Somebody keeps those clothes at their best, and at Robins, it's the folks in the Fabric Shop.

13WMAZ went Behind the Lines with the group that supports the war fighter with needles instead of nails.

For nine years, Rhodenia Talton couldn't prove it.

She said, "Lots of time, when I tell people I sew on Robins Air Force Base, they say sew what?"

Robins needs sewing machines and thread, like it needs drill bits and pliers.

Mountains of flight suits and tubs of patches are piled high in Talton's shop.

She said, "We use knives, scissors, needles, everything you think a home ec. teacher would be proud of."

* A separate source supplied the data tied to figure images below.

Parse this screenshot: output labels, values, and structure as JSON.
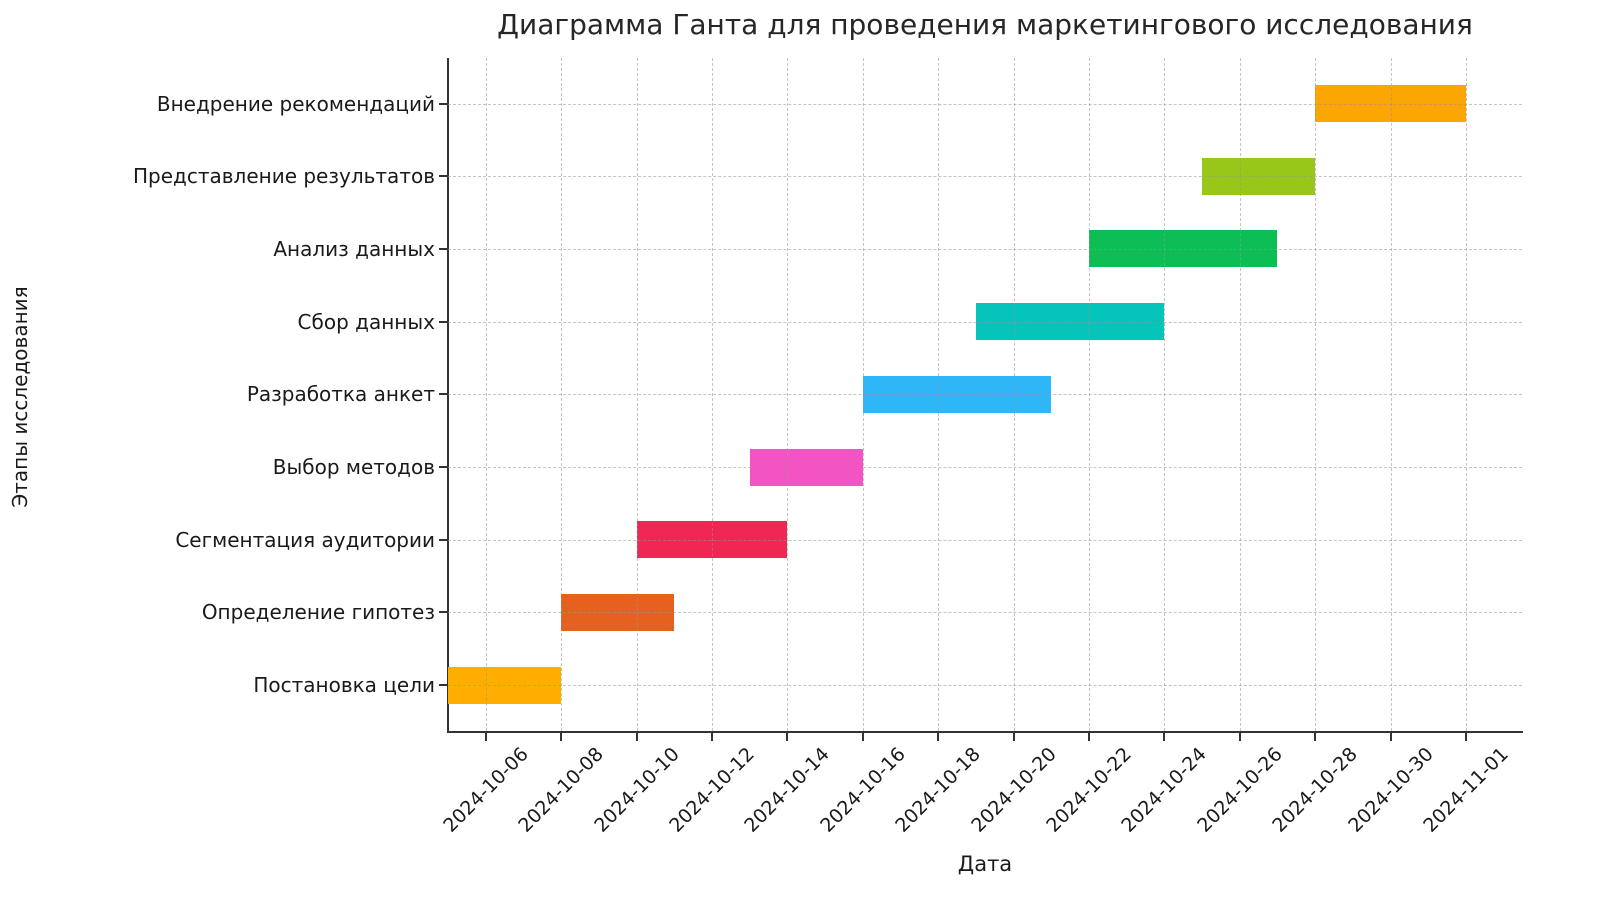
{
  "chart_data": {
    "type": "bar",
    "variant": "gantt",
    "title": "Диаграмма Ганта для проведения маркетингового исследования",
    "xlabel": "Дата",
    "ylabel": "Этапы исследования",
    "xlim": [
      "2024-10-05",
      "2024-11-02"
    ],
    "x_ticks": [
      "2024-10-06",
      "2024-10-08",
      "2024-10-10",
      "2024-10-12",
      "2024-10-14",
      "2024-10-16",
      "2024-10-18",
      "2024-10-20",
      "2024-10-22",
      "2024-10-24",
      "2024-10-26",
      "2024-10-28",
      "2024-10-30",
      "2024-11-01"
    ],
    "grid": true,
    "grid_style": "dashed",
    "legend": "none",
    "tasks_bottom_to_top": [
      {
        "label": "Постановка цели",
        "start": "2024-10-05",
        "end": "2024-10-08",
        "color": "#FFAE00"
      },
      {
        "label": "Определение гипотез",
        "start": "2024-10-08",
        "end": "2024-10-11",
        "color": "#E6601F"
      },
      {
        "label": "Сегментация аудитории",
        "start": "2024-10-10",
        "end": "2024-10-14",
        "color": "#F02752"
      },
      {
        "label": "Выбор методов",
        "start": "2024-10-13",
        "end": "2024-10-16",
        "color": "#F254C4"
      },
      {
        "label": "Разработка анкет",
        "start": "2024-10-16",
        "end": "2024-10-21",
        "color": "#2FB6F6"
      },
      {
        "label": "Сбор данных",
        "start": "2024-10-19",
        "end": "2024-10-24",
        "color": "#05C5BB"
      },
      {
        "label": "Анализ данных",
        "start": "2024-10-22",
        "end": "2024-10-27",
        "color": "#0CBE53"
      },
      {
        "label": "Представление результатов",
        "start": "2024-10-25",
        "end": "2024-10-28",
        "color": "#99C719"
      },
      {
        "label": "Внедрение рекомендаций",
        "start": "2024-10-28",
        "end": "2024-11-01",
        "color": "#FBA603"
      }
    ],
    "colors": {
      "background": "#ffffff",
      "grid": "#c9c9c9",
      "spine": "#333333",
      "text": "#1a1a1a",
      "title_text": "#262626"
    }
  }
}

The fabrics fly to war fronts. That includes the parachutes packed there with precision, in case of in-flight emergency ejections.

Jan Derico said, "I feel funny about telling people I'm a parachute packer. It just feels weird telling people that."

Derico, a veteran of the fabric shop, knows inspecting for tiny holes and broken lines saves lives.

Derico and her team do the work alongside members of the 339th.

Forty foot tables allow them to stretch, twist and corral 10 pounds of stuff into five pounds of bag. That includes a locator beacon. Sara Glass of the 339th called the beacon the "black box" of parachutes.

Glass said, "If the user jumps out of the airplane with this, the beacon will locate where the person is."

The signals last 12 hours, long enough to find a missing airmen, possibly floating on a life raft.

For Talton, personalization is the best part. She stitches last minute fixes before airmen deploy, and takes pride in each thread.

She said, "You find yourself looking at soldiers on TV and you're like, his ranks on crooked."

She's dressed two-star generals and repaired the mistakes of newly enlisted airmen. They sometimes attempt to sew for themselves.

Talton said, "It hurts your heart sometimes. You're like poor baby. We'll get it. Don't worry. They try so hard, some of these little airmen."

They usually work on about 40 flight suits a day in the shop. It gets extra busy when a large group of Robins airmen are about to deploy.

Packing the parachutes is no easy task. It takes months to learn how do it properly, and packing just one, can take 12 hours of work.